A numerical integrator for $\dot{x}=f(x)$ is called \emph{stable} if, when applied to the 1D Dahlquist test equation $\dot{x}=\lambda x,\lambda\in\mathbb{C}$ with fixed timestep $h>0$, the numerical solution remains bounded as the number of steps tends to infinity. It is well known that no explicit integrator may remain stable beyond certain limits in $\lambda$. Furthermore, these stability limits are only tight for certain specific integrators (different in each case), which may then be called `optimally stable'. Such optimal stability results are typically proven using sophisticated techniques from complex analysis, leading to rather abstruse proofs. In this article, we pursue an alternative approach, exploiting connections with the Bernstein and Markov brothers inequalities for polynomials. This simplifies the proofs greatly and offers a framework which unifies the diverse results that have been obtained.
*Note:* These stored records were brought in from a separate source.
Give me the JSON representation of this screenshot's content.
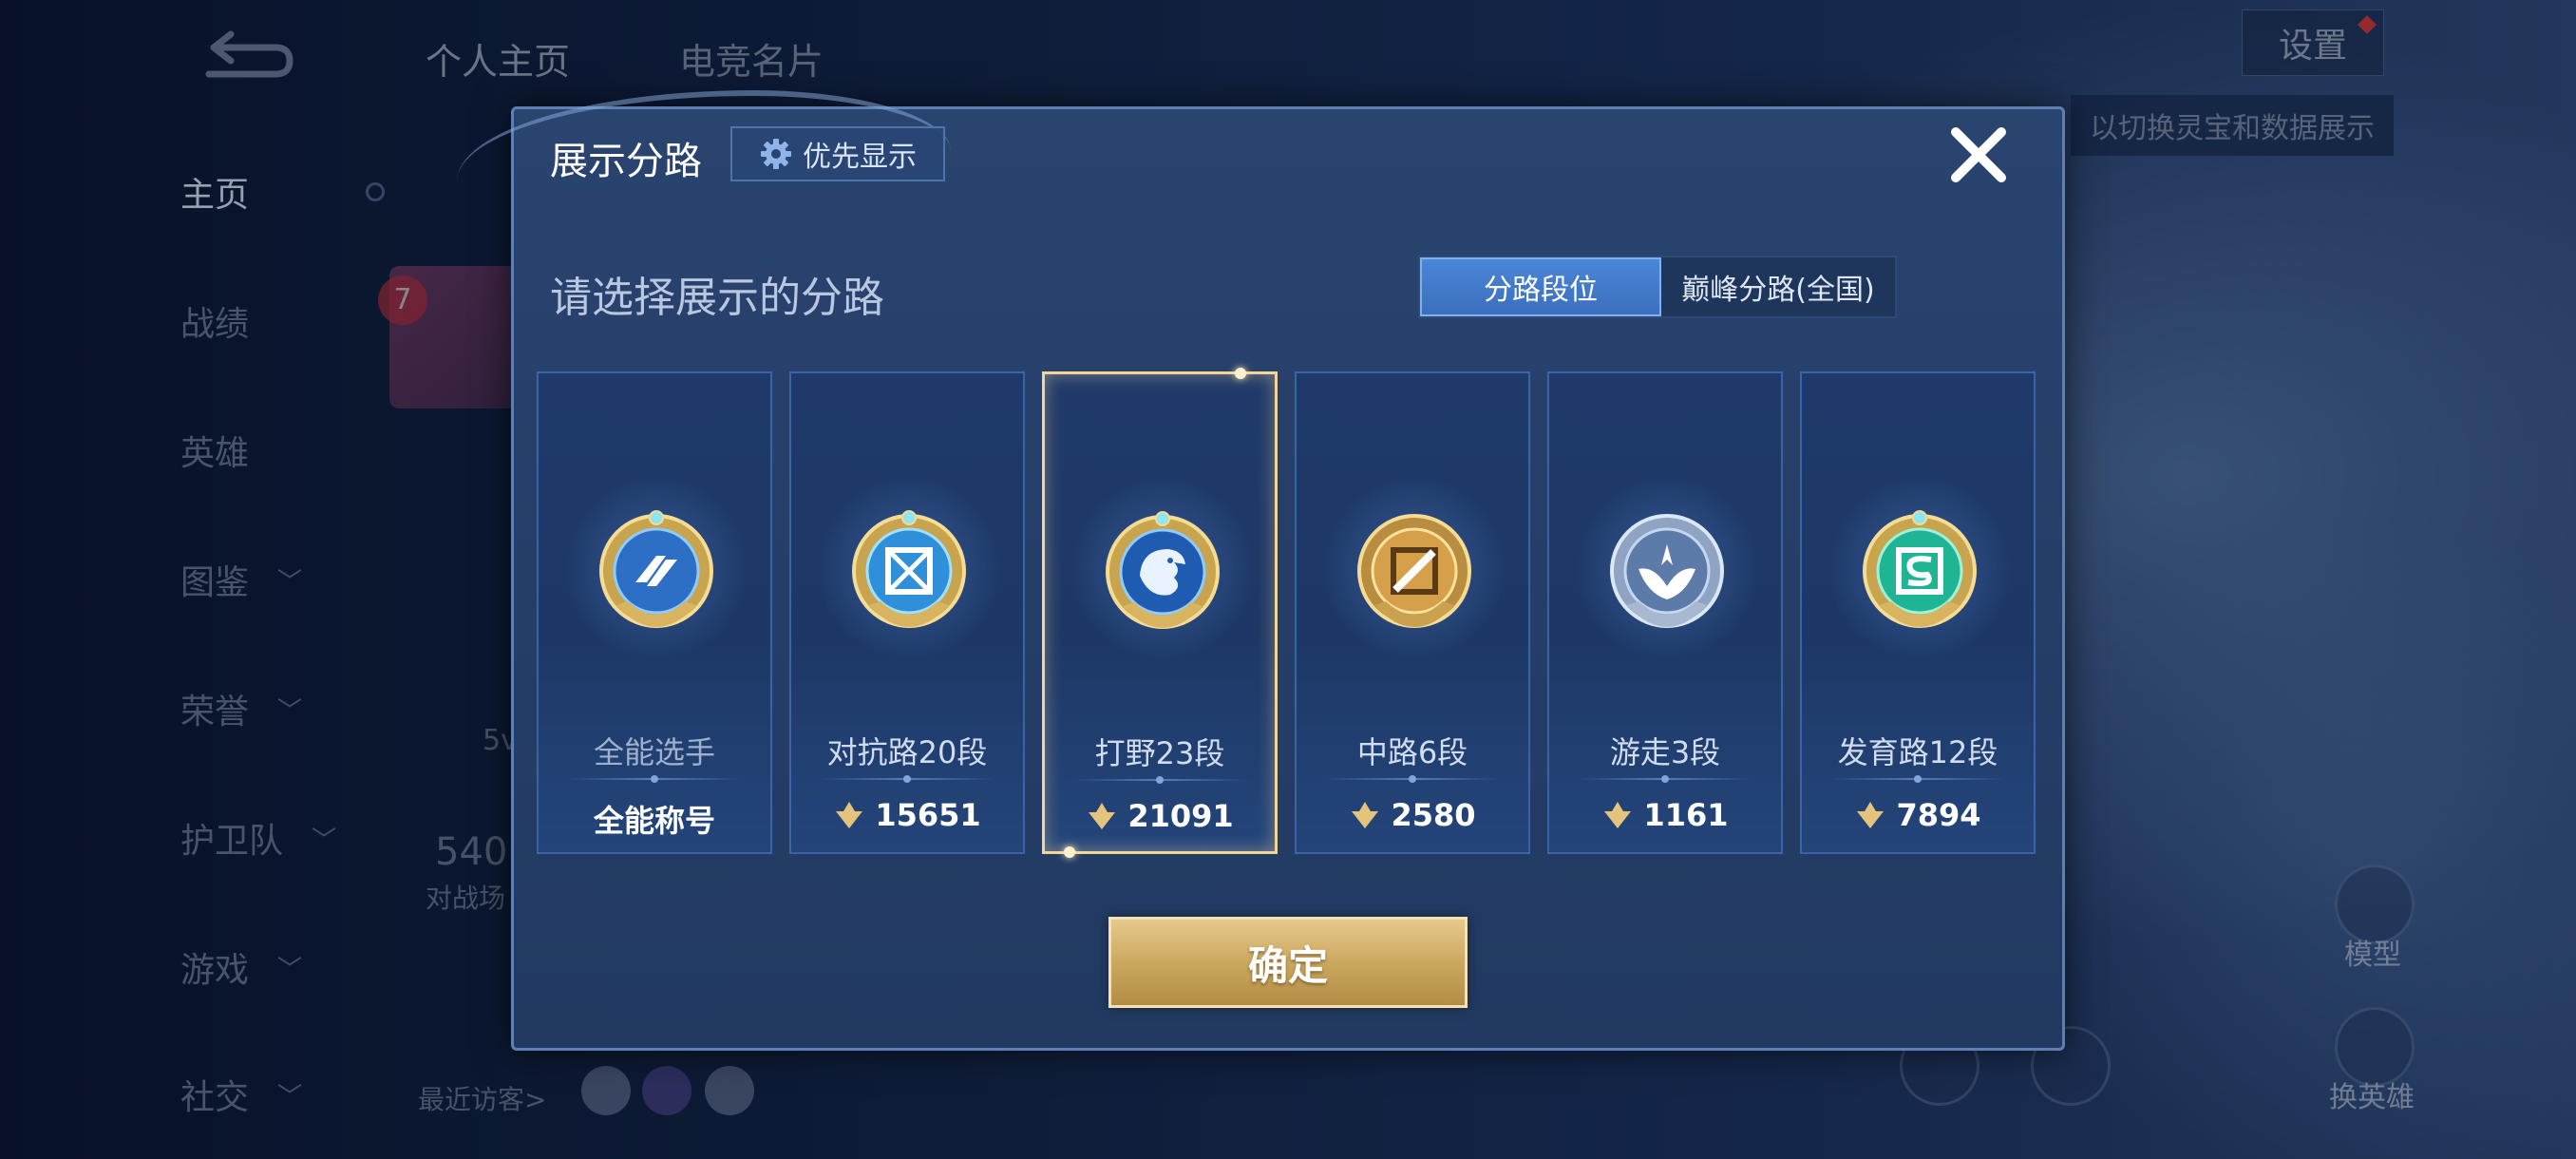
{
  "nav": {
    "items": [
      {
        "label": "主页",
        "active": true,
        "has_chevron": false
      },
      {
        "label": "战绩",
        "has_chevron": false
      },
      {
        "label": "英雄",
        "has_chevron": false
      },
      {
        "label": "图鉴",
        "has_chevron": true
      },
      {
        "label": "荣誉",
        "has_chevron": true
      },
      {
        "label": "护卫队",
        "has_chevron": true
      },
      {
        "label": "游戏",
        "has_chevron": true
      },
      {
        "label": "社交",
        "has_chevron": true
      }
    ]
  },
  "top_tabs": [
    "个人主页",
    "电竞名片"
  ],
  "settings_label": "设置",
  "top_hint": "以切换灵宝和数据展示",
  "background": {
    "battle_count": "540",
    "battle_label": "对战场",
    "fragment_5v": "5v",
    "recent_visitors_label": "最近访客>",
    "rank_badge": "7",
    "side_buttons": [
      "模型",
      "换英雄"
    ]
  },
  "dialog": {
    "title": "展示分路",
    "priority_label": "优先显示",
    "subtitle": "请选择展示的分路",
    "segments": [
      {
        "label": "分路段位",
        "active": true
      },
      {
        "label": "巅峰分路(全国)",
        "active": false
      }
    ],
    "cards": [
      {
        "name": "全能选手",
        "bottom": "全能称号",
        "icon": "all-round-emblem",
        "selected": false
      },
      {
        "name": "对抗路20段",
        "bottom": "15651",
        "icon": "clash-lane-emblem",
        "selected": false
      },
      {
        "name": "打野23段",
        "bottom": "21091",
        "icon": "jungle-emblem",
        "selected": true
      },
      {
        "name": "中路6段",
        "bottom": "2580",
        "icon": "mid-lane-emblem",
        "selected": false
      },
      {
        "name": "游走3段",
        "bottom": "1161",
        "icon": "roam-emblem",
        "selected": false
      },
      {
        "name": "发育路12段",
        "bottom": "7894",
        "icon": "farm-lane-emblem",
        "selected": false
      }
    ],
    "confirm_label": "确定"
  },
  "colors": {
    "dialog_bg": "#253e68",
    "selected_border": "#f2d59a",
    "segment_active": "#3b6fbd",
    "confirm_gold": "#c9a55c"
  }
}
翻译：对于微分方程 $\dot{x}=f(x)$ 的数值积分器，若将其应用于一维 Dahlquist 测试方程 $\dot{x}=\lambda x,\lambda\in\mathbb{C}$（采用固定步长 $h>0$），当步数趋于无穷时数值解保持有界，则称该积分器是\emph{稳定的}。众所周知，显式积分器在 $\lambda$ 超出特定界限后无法保持稳定。此外，这些稳定性界限仅对某些特定的积分器（在不同情形下各不相同）是紧的，这类积分器可称为“最优稳定的”。此类最优稳定性结果通常需借助复分析中的复杂技巧来证明，导致证明过程颇为晦涩。本文采用一种替代方法，利用其与多项式 Bernstein 不等式和 Markov 兄弟不等式的联系。这极大地简化了证明，并提供了一个统一现有各类结果的框架。